Seamos o ejerzamos, lo cierto es que los dos hablamos de la farmacia. Fueron dos horas agradables en las que transitamos por los temas recurrentes y visitamos también los de rabiosa actualidad. Yo pude, seguramente con un exceso de vehemencia, como siempre, dar rienda suelta a mi visión crítica sobre la manera en que se está afrontando la adaptación de un modelo exitoso, como el nuestro, a los cambios profundos que están reconfigurando la sociedad en la que vivimos. Unos cambios que afectan a las personas, a sus hábitos de consumo y a su percepción de la salud, y que también están cambiando pilares básicos de la economía en la que participamos y, consecuentemente, la forma de hacer negocios.
A menudo pienso que tantos artículos escritos, tantas discusiones y debates sobre nuestra profesión han acabado cubriendo mis palabras de un leve barniz de pesimismo. Algo de eso hay, y, aun así, continúo escribiendo. Tal vez es la esperanza lo que me mueve, una luz tenue que mantiene las brasas encendidas.

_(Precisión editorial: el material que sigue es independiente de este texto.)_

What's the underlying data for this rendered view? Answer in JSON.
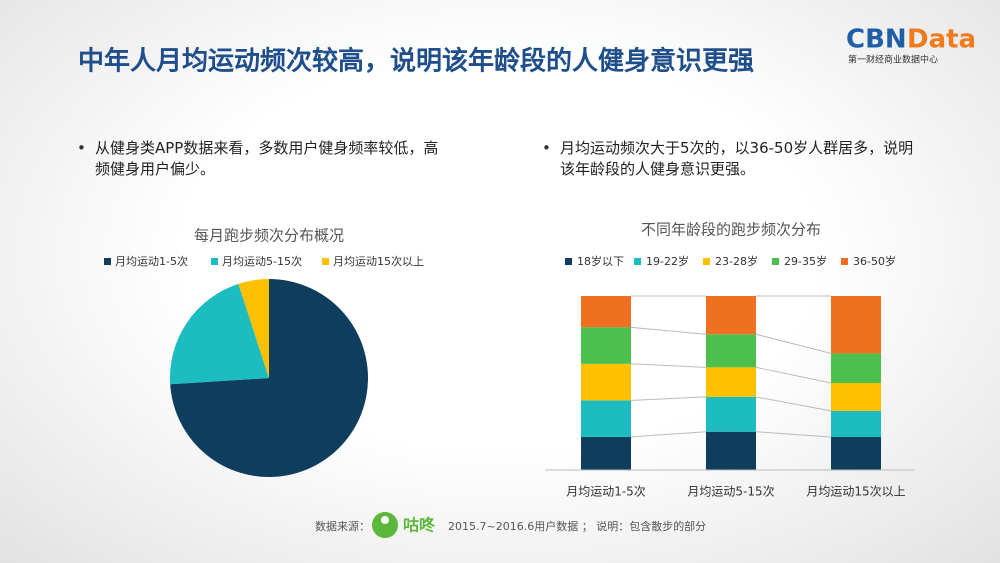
{
  "header": {
    "title": "中年人月均运动频次较高，说明该年龄段的人健身意识更强",
    "logo_a": "CBN",
    "logo_b": "Data",
    "logo_sub": "第一财经商业数据中心"
  },
  "bullets": [
    "从健身类APP数据来看，多数用户健身频率较低，高频健身用户偏少。",
    "月均运动频次大于5次的，以36-50岁人群居多，说明该年龄段的人健身意识更强。"
  ],
  "chart_data": [
    {
      "type": "pie",
      "title": "每月跑步频次分布概况",
      "categories": [
        "月均运动1-5次",
        "月均运动5-15次",
        "月均运动15次以上"
      ],
      "values": [
        74,
        21,
        5
      ],
      "colors": [
        "#0f3d5e",
        "#1cbcc0",
        "#ffc000"
      ]
    },
    {
      "type": "stacked_bar",
      "title": "不同年龄段的跑步频次分布",
      "categories": [
        "月均运动1-5次",
        "月均运动5-15次",
        "月均运动15次以上"
      ],
      "ylim": [
        0,
        100
      ],
      "series": [
        {
          "name": "18岁以下",
          "color": "#0f3d5e",
          "values": [
            19,
            22,
            19
          ]
        },
        {
          "name": "19-22岁",
          "color": "#1cbcc0",
          "values": [
            21,
            20,
            15
          ]
        },
        {
          "name": "23-28岁",
          "color": "#ffc000",
          "values": [
            21,
            17,
            16
          ]
        },
        {
          "name": "29-35岁",
          "color": "#4cbf4c",
          "values": [
            21,
            19,
            17
          ]
        },
        {
          "name": "36-50岁",
          "color": "#f07022",
          "values": [
            18,
            22,
            33
          ]
        }
      ]
    }
  ],
  "footer": {
    "source_label": "数据来源：",
    "brand": "咕咚",
    "note": "2015.7~2016.6用户数据 ； 说明：包含散步的部分"
  }
}
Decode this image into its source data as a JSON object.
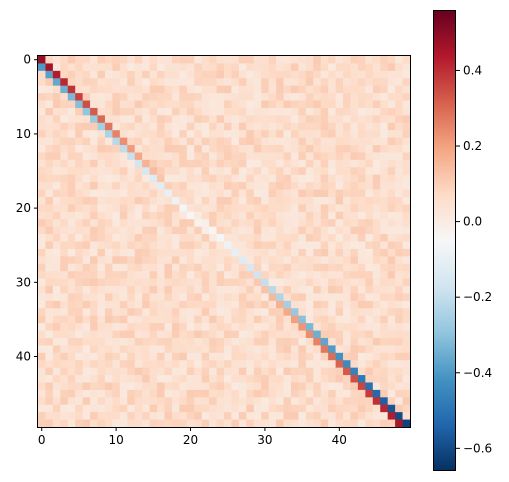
{
  "chart_data": {
    "type": "heatmap",
    "title": "",
    "xlabel": "",
    "ylabel": "",
    "rows": 50,
    "cols": 50,
    "x_ticks": [
      "0",
      "10",
      "20",
      "30",
      "40"
    ],
    "y_ticks": [
      "0",
      "10",
      "20",
      "30",
      "40"
    ],
    "colormap": "RdBu_r",
    "color_range": [
      -0.66,
      0.56
    ],
    "colorbar_ticks": [
      "0.4",
      "0.2",
      "0.0",
      "−0.2",
      "−0.4",
      "−0.6"
    ],
    "colorbar_tick_values": [
      0.4,
      0.2,
      0.0,
      -0.2,
      -0.4,
      -0.6
    ],
    "pattern": {
      "diagonal_value_start": 0.48,
      "diagonal_value_end": -0.62,
      "sub_diagonal_value_start": -0.4,
      "sub_diagonal_value_end": 0.45,
      "off_diagonal_mean": 0.06,
      "off_diagonal_spread": 0.05
    },
    "grid": false,
    "legend": "colorbar-right"
  }
}
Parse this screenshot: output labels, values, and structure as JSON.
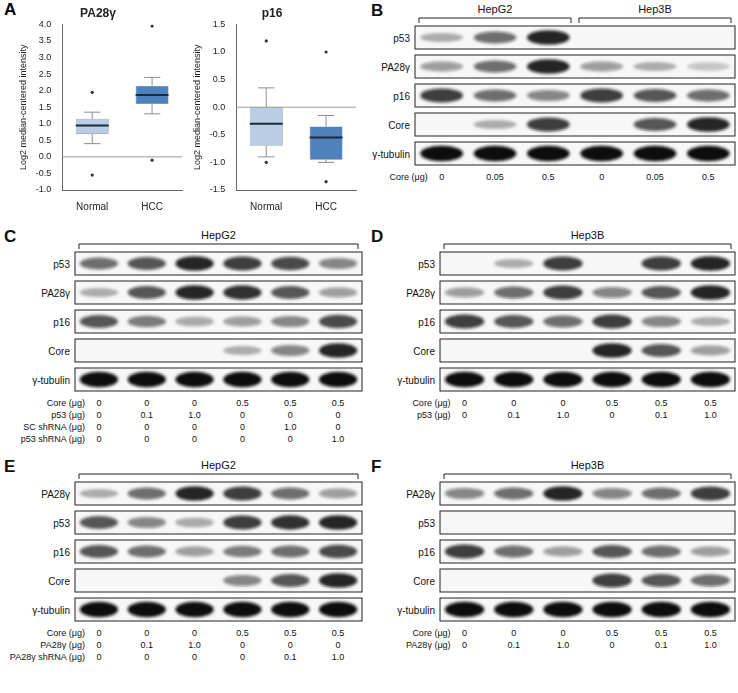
{
  "chart_panel": {
    "label": "A"
  },
  "chart_data": [
    {
      "type": "box",
      "title": "PA28γ",
      "y_label": "Log2 median-centered intensity",
      "categories": [
        "Normal",
        "HCC"
      ],
      "boxes": [
        {
          "color": "#b9cde5",
          "whisker_low": 0.4,
          "q1": 0.7,
          "median": 0.95,
          "q3": 1.15,
          "whisker_high": 1.35,
          "outliers": [
            -0.55,
            1.95
          ]
        },
        {
          "color": "#4f81bd",
          "whisker_low": 1.3,
          "q1": 1.6,
          "median": 1.87,
          "q3": 2.15,
          "whisker_high": 2.4,
          "outliers": [
            -0.1,
            3.95
          ]
        }
      ],
      "hline": 0,
      "ylim": [
        -1,
        4
      ],
      "yticks": [
        {
          "value": -1,
          "label": "-1.0"
        },
        -0.5,
        {
          "value": 0,
          "label": "0.0"
        },
        0.5,
        {
          "value": 1,
          "label": "1.0"
        },
        1.5,
        {
          "value": 2,
          "label": "2.0"
        },
        2.5,
        {
          "value": 3,
          "label": "3.0"
        },
        3.5,
        {
          "value": 4,
          "label": "4.0"
        }
      ],
      "grid": false
    },
    {
      "type": "box",
      "title": "p16",
      "y_label": "Log2 median-centered intensity",
      "categories": [
        "Normal",
        "HCC"
      ],
      "boxes": [
        {
          "color": "#b9cde5",
          "whisker_low": -0.9,
          "q1": -0.7,
          "median": -0.3,
          "q3": 0.0,
          "whisker_high": 0.35,
          "outliers": [
            -1.0,
            1.2
          ]
        },
        {
          "color": "#4f81bd",
          "whisker_low": -1.0,
          "q1": -0.95,
          "median": -0.55,
          "q3": -0.35,
          "whisker_high": -0.15,
          "outliers": [
            -1.35,
            1.0
          ]
        }
      ],
      "hline": 0,
      "ylim": [
        -1.5,
        1.5
      ],
      "yticks": [
        -1.5,
        {
          "value": -1,
          "label": "-1.0"
        },
        -0.5,
        {
          "value": 0,
          "label": "0.0"
        },
        0.5,
        {
          "value": 1,
          "label": "1.0"
        },
        1.5
      ],
      "grid": false
    }
  ],
  "blots": [
    {
      "label": "B",
      "groups": [
        {
          "name": "HepG2",
          "lanes": 3
        },
        {
          "name": "Hep3B",
          "lanes": 3
        }
      ],
      "rows": [
        {
          "name": "p53",
          "bands": [
            0.3,
            0.6,
            0.9,
            0,
            0,
            0
          ]
        },
        {
          "name": "PA28γ",
          "bands": [
            0.4,
            0.6,
            0.9,
            0.4,
            0.3,
            0.2
          ]
        },
        {
          "name": "p16",
          "bands": [
            0.8,
            0.6,
            0.5,
            0.8,
            0.7,
            0.6
          ]
        },
        {
          "name": "Core",
          "bands": [
            0,
            0.3,
            0.8,
            0,
            0.7,
            0.9
          ]
        },
        {
          "name": "γ-tubulin",
          "bands": [
            1,
            1,
            1,
            1,
            1,
            1
          ]
        }
      ],
      "conditions": [
        {
          "name": "Core (μg)",
          "values": [
            "0",
            "0.05",
            "0.5",
            "0",
            "0.05",
            "0.5"
          ]
        }
      ]
    },
    {
      "label": "C",
      "groups": [
        {
          "name": "HepG2",
          "lanes": 6
        }
      ],
      "rows": [
        {
          "name": "p53",
          "bands": [
            0.6,
            0.7,
            0.9,
            0.8,
            0.75,
            0.5
          ]
        },
        {
          "name": "PA28γ",
          "bands": [
            0.3,
            0.7,
            0.9,
            0.85,
            0.7,
            0.4
          ]
        },
        {
          "name": "p16",
          "bands": [
            0.7,
            0.55,
            0.35,
            0.4,
            0.5,
            0.75
          ]
        },
        {
          "name": "Core",
          "bands": [
            0,
            0,
            0,
            0.3,
            0.5,
            0.9
          ]
        },
        {
          "name": "γ-tubulin",
          "bands": [
            1,
            1,
            1,
            1,
            1,
            1
          ]
        }
      ],
      "conditions": [
        {
          "name": "Core (μg)",
          "values": [
            "0",
            "0",
            "0",
            "0.5",
            "0.5",
            "0.5"
          ]
        },
        {
          "name": "p53 (μg)",
          "values": [
            "0",
            "0.1",
            "1.0",
            "0",
            "0",
            "0"
          ]
        },
        {
          "name": "SC shRNA (μg)",
          "values": [
            "0",
            "0",
            "0",
            "0",
            "1.0",
            "0"
          ]
        },
        {
          "name": "p53 shRNA (μg)",
          "values": [
            "0",
            "0",
            "0",
            "0",
            "0",
            "1.0"
          ]
        }
      ]
    },
    {
      "label": "D",
      "groups": [
        {
          "name": "Hep3B",
          "lanes": 6
        }
      ],
      "rows": [
        {
          "name": "p53",
          "bands": [
            0,
            0.3,
            0.8,
            0,
            0.8,
            0.9
          ]
        },
        {
          "name": "PA28γ",
          "bands": [
            0.4,
            0.6,
            0.8,
            0.5,
            0.7,
            0.9
          ]
        },
        {
          "name": "p16",
          "bands": [
            0.8,
            0.7,
            0.6,
            0.8,
            0.5,
            0.3
          ]
        },
        {
          "name": "Core",
          "bands": [
            0,
            0,
            0,
            0.9,
            0.7,
            0.4
          ]
        },
        {
          "name": "γ-tubulin",
          "bands": [
            1,
            1,
            1,
            1,
            1,
            1
          ]
        }
      ],
      "conditions": [
        {
          "name": "Core (μg)",
          "values": [
            "0",
            "0",
            "0",
            "0.5",
            "0.5",
            "0.5"
          ]
        },
        {
          "name": "p53 (μg)",
          "values": [
            "0",
            "0.1",
            "1.0",
            "0",
            "0.1",
            "1.0"
          ]
        }
      ]
    },
    {
      "label": "E",
      "groups": [
        {
          "name": "HepG2",
          "lanes": 6
        }
      ],
      "rows": [
        {
          "name": "PA28γ",
          "bands": [
            0.3,
            0.6,
            0.9,
            0.8,
            0.6,
            0.4
          ]
        },
        {
          "name": "p53",
          "bands": [
            0.7,
            0.5,
            0.35,
            0.8,
            0.85,
            0.9
          ]
        },
        {
          "name": "p16",
          "bands": [
            0.7,
            0.6,
            0.4,
            0.55,
            0.6,
            0.75
          ]
        },
        {
          "name": "Core",
          "bands": [
            0,
            0,
            0,
            0.5,
            0.7,
            0.9
          ]
        },
        {
          "name": "γ-tubulin",
          "bands": [
            1,
            1,
            1,
            1,
            1,
            1
          ]
        }
      ],
      "conditions": [
        {
          "name": "Core (μg)",
          "values": [
            "0",
            "0",
            "0",
            "0.5",
            "0.5",
            "0.5"
          ]
        },
        {
          "name": "PA28γ (μg)",
          "values": [
            "0",
            "0.1",
            "1.0",
            "0",
            "0",
            "0"
          ]
        },
        {
          "name": "PA28γ shRNA (μg)",
          "values": [
            "0",
            "0",
            "0",
            "0",
            "0.1",
            "1.0"
          ]
        }
      ]
    },
    {
      "label": "F",
      "groups": [
        {
          "name": "Hep3B",
          "lanes": 6
        }
      ],
      "rows": [
        {
          "name": "PA28γ",
          "bands": [
            0.5,
            0.6,
            0.9,
            0.5,
            0.6,
            0.8
          ]
        },
        {
          "name": "p53",
          "bands": [
            0,
            0,
            0,
            0,
            0,
            0
          ]
        },
        {
          "name": "p16",
          "bands": [
            0.8,
            0.6,
            0.4,
            0.7,
            0.6,
            0.4
          ]
        },
        {
          "name": "Core",
          "bands": [
            0,
            0,
            0,
            0.8,
            0.7,
            0.6
          ]
        },
        {
          "name": "γ-tubulin",
          "bands": [
            1,
            1,
            1,
            1,
            1,
            1
          ]
        }
      ],
      "conditions": [
        {
          "name": "Core (μg)",
          "values": [
            "0",
            "0",
            "0",
            "0.5",
            "0.5",
            "0.5"
          ]
        },
        {
          "name": "PA28γ (μg)",
          "values": [
            "0",
            "0.1",
            "1.0",
            "0",
            "0.1",
            "1.0"
          ]
        }
      ]
    }
  ]
}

Cuando nos separamos, me senté en un banco de la plaza donde estaba el bar en el que mantuvimos la conversación, para digerir la esencia de lo que me había dicho. Es una persona inteligente, con las ideas claras y los intereses definidos. No es una ilusa, ni mucho menos. No había intentado convencerme de nada, simplemente me había trasladado su visión de la farmacia y el convencimiento de que valía la pena defender un modelo capaz de aportar tanto como el que tenemos. Era consciente de los muchos retos del sector, pero confiaba plenamente en las fortalezas del mismo. Me quedó grabada una de sus frases: «Me es difícil imaginar un modelo mejor que el que ahora tenemos». Llegué a casa y escribí este editorial, seguramente para poder releerlo cuando el futuro me parezca demasiado negro.